A Copa Libertadores da América é uma espécie de obsessão para todos os clubes do continente. Conquistá-la demanda tempo, suor e até um pouco de sorte, especialmente no formato atual, com cada vez mais clubes de alto escalão. Para quem consegue, a glória. Para quem fica pelo caminho, a vontade de retornar no próximo ano. São só algumas nuances deste patrimônio histórico.
Apesar de mais do maior número de vagas do formato atual, a Libertadores nem sempre foi assim. No início, há 63 anos, a competição mais importante do continente contava apenas com os sete campeões nacionais, um para cada país. A Trivela explica cada detalhe desse torneio fascinante: as fases de dominância, as mudanças no regulamento, os grandes times e o cenário atual, principalmente.
Dos primórdios à primeira Libertadores
Ainda que a Libertadores tenha começado apenas em 1960, a ideia de uma competição com os melhores da América vem desde 1948, quando o chileno Luis Valenzuela teve a ideia e o torneio acabou sendo realizado em Santiago, com vitória do Vasco da Gama, no já eternizado Expresso da Vitória. Foram 11 de luta a partir daí, até que em 1959, um congresso em Caracas determinou a criação da Copa dos Campeões, com apenas o Uruguai votando contra.
Na época, o tamanho do passo foi considerado muito grande para a Confederação Sul-Americana de Futebol (CSF).

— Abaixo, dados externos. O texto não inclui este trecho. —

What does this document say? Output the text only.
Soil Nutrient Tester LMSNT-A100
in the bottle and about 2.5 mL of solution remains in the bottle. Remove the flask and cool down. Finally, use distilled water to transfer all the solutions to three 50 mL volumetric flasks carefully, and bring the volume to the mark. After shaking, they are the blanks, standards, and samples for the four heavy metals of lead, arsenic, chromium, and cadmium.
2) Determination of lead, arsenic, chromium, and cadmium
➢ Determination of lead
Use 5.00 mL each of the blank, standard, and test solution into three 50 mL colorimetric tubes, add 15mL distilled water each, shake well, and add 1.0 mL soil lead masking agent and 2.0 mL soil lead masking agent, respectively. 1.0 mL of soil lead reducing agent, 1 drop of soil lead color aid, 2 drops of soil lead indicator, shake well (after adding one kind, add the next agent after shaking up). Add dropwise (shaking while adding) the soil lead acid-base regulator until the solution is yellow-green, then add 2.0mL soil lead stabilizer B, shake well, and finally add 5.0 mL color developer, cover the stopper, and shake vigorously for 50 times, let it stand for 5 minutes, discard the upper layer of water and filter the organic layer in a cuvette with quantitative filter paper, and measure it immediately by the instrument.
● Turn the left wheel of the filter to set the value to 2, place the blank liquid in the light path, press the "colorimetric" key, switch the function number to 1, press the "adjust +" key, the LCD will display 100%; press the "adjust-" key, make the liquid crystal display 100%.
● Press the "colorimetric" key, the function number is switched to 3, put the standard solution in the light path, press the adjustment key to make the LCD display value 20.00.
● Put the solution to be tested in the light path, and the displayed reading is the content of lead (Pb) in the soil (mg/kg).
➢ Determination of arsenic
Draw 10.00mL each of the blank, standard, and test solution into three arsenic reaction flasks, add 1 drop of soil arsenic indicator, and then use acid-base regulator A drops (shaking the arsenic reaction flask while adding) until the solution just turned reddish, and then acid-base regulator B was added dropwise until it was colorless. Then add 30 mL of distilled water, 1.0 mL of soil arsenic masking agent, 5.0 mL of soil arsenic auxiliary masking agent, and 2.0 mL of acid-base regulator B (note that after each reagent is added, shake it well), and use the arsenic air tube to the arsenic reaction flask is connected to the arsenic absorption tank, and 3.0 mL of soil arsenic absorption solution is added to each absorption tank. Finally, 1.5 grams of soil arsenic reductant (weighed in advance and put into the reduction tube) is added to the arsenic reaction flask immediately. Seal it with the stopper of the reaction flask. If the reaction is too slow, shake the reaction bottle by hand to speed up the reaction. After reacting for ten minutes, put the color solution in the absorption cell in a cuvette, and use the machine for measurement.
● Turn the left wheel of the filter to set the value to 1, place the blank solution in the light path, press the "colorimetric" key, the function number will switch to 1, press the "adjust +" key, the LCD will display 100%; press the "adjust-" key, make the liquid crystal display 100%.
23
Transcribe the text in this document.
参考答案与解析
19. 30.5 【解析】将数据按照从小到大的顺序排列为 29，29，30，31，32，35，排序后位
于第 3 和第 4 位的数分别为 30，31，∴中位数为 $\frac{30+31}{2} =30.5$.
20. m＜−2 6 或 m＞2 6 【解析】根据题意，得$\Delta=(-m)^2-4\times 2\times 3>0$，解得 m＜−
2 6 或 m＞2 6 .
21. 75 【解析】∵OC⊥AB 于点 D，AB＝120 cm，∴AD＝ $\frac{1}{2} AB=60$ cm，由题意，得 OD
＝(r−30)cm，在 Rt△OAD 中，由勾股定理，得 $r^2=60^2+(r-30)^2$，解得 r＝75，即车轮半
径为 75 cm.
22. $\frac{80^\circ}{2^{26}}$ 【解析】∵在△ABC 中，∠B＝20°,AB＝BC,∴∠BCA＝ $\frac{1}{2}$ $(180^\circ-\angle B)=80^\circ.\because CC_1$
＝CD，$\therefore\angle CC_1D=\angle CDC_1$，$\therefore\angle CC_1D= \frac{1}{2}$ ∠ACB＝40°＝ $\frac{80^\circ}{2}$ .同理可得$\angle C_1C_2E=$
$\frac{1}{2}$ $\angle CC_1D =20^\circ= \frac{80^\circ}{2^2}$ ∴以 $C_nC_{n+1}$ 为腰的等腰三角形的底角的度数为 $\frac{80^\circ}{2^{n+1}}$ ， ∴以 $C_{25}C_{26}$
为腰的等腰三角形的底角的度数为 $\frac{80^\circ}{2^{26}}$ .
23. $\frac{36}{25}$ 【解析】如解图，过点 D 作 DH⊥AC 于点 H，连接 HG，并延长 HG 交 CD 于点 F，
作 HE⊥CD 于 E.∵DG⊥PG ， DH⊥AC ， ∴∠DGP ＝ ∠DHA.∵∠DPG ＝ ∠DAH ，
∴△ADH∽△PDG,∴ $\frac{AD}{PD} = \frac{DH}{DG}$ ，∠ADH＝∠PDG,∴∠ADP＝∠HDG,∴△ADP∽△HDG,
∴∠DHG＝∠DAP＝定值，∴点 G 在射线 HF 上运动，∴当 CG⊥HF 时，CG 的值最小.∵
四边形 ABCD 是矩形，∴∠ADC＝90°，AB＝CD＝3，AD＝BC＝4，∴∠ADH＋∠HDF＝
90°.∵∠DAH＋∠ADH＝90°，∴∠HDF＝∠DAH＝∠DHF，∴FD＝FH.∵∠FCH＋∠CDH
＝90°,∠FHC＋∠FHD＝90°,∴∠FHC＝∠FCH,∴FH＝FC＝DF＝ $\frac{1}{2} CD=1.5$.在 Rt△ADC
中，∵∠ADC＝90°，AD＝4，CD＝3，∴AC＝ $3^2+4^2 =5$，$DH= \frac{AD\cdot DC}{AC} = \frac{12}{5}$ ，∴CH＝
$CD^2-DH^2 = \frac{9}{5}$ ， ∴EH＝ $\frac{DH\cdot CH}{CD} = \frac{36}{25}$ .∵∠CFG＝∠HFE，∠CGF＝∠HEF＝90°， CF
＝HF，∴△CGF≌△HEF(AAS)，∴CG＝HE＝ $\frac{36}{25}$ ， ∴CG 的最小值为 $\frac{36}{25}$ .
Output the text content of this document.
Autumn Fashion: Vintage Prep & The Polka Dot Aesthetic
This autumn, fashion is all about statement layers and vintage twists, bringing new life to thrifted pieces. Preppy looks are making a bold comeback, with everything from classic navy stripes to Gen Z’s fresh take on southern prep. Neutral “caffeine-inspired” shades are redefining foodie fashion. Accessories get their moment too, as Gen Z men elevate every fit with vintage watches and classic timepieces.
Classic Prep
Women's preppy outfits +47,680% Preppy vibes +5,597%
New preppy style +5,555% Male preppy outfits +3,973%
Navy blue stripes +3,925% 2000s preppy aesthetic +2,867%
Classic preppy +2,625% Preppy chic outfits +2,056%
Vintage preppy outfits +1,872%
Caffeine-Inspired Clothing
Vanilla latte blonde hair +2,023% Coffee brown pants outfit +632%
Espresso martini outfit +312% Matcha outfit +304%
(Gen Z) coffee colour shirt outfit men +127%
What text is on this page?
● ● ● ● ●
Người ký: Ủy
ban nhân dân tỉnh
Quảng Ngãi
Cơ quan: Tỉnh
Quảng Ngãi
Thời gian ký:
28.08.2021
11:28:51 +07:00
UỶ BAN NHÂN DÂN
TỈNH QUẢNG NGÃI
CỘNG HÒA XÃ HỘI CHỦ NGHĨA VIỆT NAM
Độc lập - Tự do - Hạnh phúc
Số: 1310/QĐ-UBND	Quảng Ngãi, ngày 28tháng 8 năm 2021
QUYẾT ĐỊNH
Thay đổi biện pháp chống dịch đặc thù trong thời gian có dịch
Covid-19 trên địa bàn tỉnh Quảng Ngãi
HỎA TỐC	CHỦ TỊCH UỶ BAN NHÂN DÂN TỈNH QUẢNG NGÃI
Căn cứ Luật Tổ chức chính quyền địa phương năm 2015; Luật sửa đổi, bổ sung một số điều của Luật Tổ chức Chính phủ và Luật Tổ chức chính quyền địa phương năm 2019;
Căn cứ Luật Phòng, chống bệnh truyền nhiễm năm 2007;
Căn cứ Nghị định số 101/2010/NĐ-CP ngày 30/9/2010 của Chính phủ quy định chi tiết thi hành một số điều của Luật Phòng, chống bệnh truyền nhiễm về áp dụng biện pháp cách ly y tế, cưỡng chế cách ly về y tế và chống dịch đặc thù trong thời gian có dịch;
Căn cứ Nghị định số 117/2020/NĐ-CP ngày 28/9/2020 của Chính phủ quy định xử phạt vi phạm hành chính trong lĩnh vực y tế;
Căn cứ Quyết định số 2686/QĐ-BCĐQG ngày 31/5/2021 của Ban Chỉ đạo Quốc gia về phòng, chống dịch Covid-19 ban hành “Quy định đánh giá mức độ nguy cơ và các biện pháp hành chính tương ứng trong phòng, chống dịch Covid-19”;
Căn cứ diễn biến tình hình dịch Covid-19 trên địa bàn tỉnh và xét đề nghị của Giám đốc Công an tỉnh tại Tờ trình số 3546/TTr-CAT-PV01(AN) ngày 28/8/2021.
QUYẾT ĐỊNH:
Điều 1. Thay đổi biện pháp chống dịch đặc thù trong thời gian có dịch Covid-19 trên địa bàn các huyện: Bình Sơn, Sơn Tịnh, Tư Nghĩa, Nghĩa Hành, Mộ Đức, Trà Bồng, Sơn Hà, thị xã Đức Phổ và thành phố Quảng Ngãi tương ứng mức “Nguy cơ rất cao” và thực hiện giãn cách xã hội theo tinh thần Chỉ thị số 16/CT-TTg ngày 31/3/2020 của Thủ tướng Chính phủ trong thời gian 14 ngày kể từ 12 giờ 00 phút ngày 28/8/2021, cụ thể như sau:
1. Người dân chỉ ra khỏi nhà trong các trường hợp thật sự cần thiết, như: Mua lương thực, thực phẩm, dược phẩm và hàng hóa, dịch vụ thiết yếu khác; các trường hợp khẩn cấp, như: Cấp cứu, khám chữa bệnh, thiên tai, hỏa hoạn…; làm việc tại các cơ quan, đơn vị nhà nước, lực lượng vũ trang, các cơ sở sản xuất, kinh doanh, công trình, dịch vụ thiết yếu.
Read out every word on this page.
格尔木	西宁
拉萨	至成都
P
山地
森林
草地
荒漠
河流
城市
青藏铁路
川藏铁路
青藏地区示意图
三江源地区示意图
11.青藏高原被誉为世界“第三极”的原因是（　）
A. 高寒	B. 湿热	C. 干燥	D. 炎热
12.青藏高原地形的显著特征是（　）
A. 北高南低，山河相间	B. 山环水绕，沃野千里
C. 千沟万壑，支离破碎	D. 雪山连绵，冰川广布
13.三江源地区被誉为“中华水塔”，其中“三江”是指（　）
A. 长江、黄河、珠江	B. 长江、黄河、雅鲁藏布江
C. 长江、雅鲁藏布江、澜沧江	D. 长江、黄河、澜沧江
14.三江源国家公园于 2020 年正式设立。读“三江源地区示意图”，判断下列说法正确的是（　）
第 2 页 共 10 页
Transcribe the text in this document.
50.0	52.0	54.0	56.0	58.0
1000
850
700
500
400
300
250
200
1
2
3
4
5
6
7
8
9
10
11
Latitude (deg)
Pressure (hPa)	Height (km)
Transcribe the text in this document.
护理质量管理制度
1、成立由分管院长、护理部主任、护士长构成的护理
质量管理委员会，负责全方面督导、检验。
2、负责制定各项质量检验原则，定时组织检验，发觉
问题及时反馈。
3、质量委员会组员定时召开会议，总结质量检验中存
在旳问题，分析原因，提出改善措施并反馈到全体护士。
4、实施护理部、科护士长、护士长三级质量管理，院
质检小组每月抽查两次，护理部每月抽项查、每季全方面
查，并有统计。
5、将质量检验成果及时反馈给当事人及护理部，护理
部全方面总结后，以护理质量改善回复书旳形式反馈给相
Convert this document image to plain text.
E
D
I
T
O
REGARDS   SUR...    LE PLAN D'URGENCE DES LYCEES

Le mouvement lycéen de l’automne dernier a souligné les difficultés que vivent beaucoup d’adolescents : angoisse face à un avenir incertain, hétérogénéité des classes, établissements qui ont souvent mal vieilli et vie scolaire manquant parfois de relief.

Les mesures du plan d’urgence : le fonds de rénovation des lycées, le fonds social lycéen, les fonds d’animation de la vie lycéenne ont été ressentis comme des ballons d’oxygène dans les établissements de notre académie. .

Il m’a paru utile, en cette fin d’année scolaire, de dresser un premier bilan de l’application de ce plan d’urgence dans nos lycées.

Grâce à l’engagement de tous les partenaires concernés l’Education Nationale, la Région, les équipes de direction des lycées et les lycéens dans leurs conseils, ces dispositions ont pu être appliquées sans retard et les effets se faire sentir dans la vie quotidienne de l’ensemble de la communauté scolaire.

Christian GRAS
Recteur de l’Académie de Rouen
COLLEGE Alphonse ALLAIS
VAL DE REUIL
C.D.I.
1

As federações compactuavam com a ideia de que o continente precisava de uma competição nos formatos da UEFA Champions League, que já estava em vigor na Europa e tinha o Real Madrid, de Di Stéfano e Puskas, hegemônico.
Diferentes nomes
A primeira edição da competição foi disputada no ano seguinte ao congresso em Caracas e contava apenas com os campeões de cada país. O nome inicial, de Copa dos Campeões da América, deixou rapidamente de ser o oficial, já que se tratava apenas de uma cópia do torneio europeu. Cinco anos depois, ela finalmente recebeu a alcunha de Copa Libertadores da América, em homenagem aos líderes do movimento de libertação do continente.
É importante destacar, ainda, que os nomes da Copa Libertadores mudaram novamente a partir de 1997, mas todas as mudanças foram realizadas por conta de patrocinadores. Toyota, Brigdestone e Santander entraram na mistura. Desde 2018, a Conmebol não vendeu o naming rights do torneio, a fim de deixá-lo mais limpo e cômodo ao espectador.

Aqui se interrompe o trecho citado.